AJP - Regulatory, Integrative and Comparative Physiology, Vol 257, Issue 6 1429-R1435, Copyright © 1989 by American Physiological Society
Synthetic capsaicin reversibly impairs vasopressin-mediated blood pressure recovery
S. M. Gardiner, T. Bennett and T. P. O'Neill
Department of Physiology and Pharmacology, Queen's Medical Center, Nottingham, United Kingdom.

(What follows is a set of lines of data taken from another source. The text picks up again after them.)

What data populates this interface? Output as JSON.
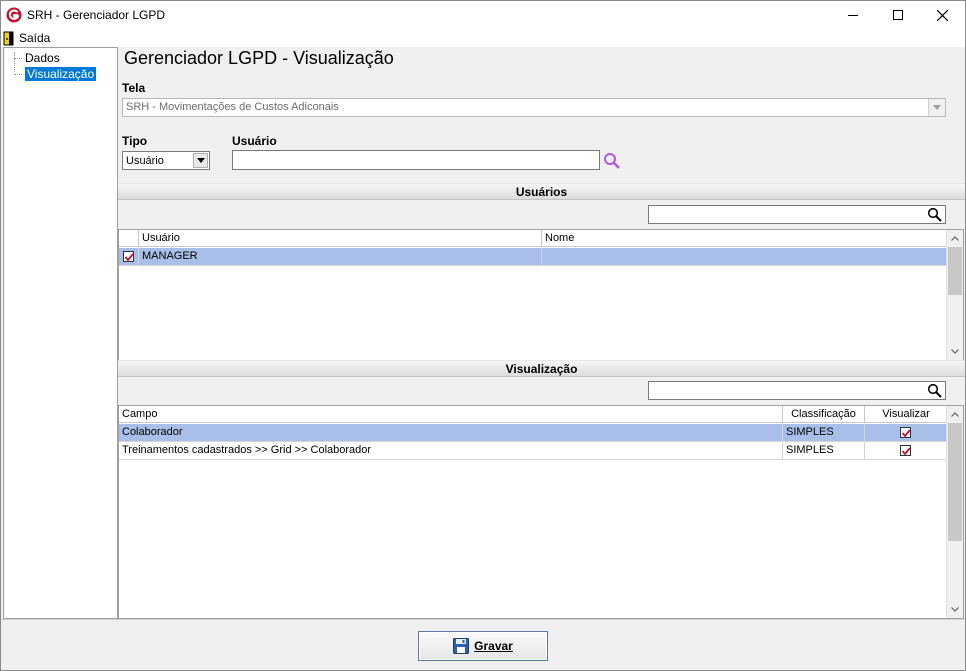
{
  "window": {
    "title": "SRH - Gerenciador LGPD"
  },
  "menu": {
    "saida": "Saída"
  },
  "tree": {
    "items": [
      {
        "label": "Dados"
      },
      {
        "label": "Visualização"
      }
    ]
  },
  "page": {
    "title": "Gerenciador LGPD - Visualização"
  },
  "form": {
    "tela_label": "Tela",
    "tela_value": "SRH - Movimentações de Custos Adiconais",
    "tipo_label": "Tipo",
    "tipo_value": "Usuário",
    "usuario_label": "Usuário",
    "usuario_value": ""
  },
  "usuarios_section": {
    "title": "Usuários",
    "filter_value": "",
    "columns": [
      "Usuário",
      "Nome"
    ],
    "rows": [
      {
        "checked": true,
        "usuario": "MANAGER",
        "nome": ""
      }
    ]
  },
  "visualizacao_section": {
    "title": "Visualização",
    "filter_value": "",
    "columns": [
      "Campo",
      "Classificação",
      "Visualizar"
    ],
    "rows": [
      {
        "campo": "Colaborador",
        "classificacao": "SIMPLES",
        "visualizar": true
      },
      {
        "campo": "Treinamentos cadastrados >> Grid >> Colaborador",
        "classificacao": "SIMPLES",
        "visualizar": true
      }
    ]
  },
  "footer": {
    "save_label": "Gravar"
  },
  "colors": {
    "selection": "#a8bfe9",
    "accent_red": "#c8102e",
    "lookup_purple": "#b05ad9"
  }
}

The vasopressin-mediated recovery of arterial pressure observed in adult
rats following pharmacological blockade of the sympathetic nervous and
renin-angiotensin systems is reduced by neonatal capsaicin treatment. We
now demonstrate a similar but reversible effect following treatment of
adult Wistar or Sprague-Dawley rats with N-vanillylnonanamide (50 mg/kg
sc). One day after treatment, Wistar, but typically not Sprague-Dawley,
rats had lost weight and exhibited increased sensitivity to the anesthetic
effects of methohexital sodium. In both strains, captopril treatment caused
hypotension. After captopril and ganglionic blockade, vasopressin-mediated
recovery of arterial pressure was significantly inhibited. Furthermore,
treated Wistar rats had reduced sensitivity to the ocular irritancy of
N-vanillylnonanamide when examined 2 days postdose. All deficits reversed
within 2 wk of dosing. These data suggest that capsaicin-sensitive systems
participate in homeostatic mechanisms engaged during acute hypotension.
Because the dose of N-vanillylnonanamide employed in the present study has
previously been shown to destroy unmyelinated afferent fibers when
administered to adult rats, recovery of the functional deficits may reflect
regeneration of damaged processes or assumption of their function by
undamaged neurons innervating adjacent sites. By extrapolation from other
studies of capsaicin, damage to some central neurons may also be involved.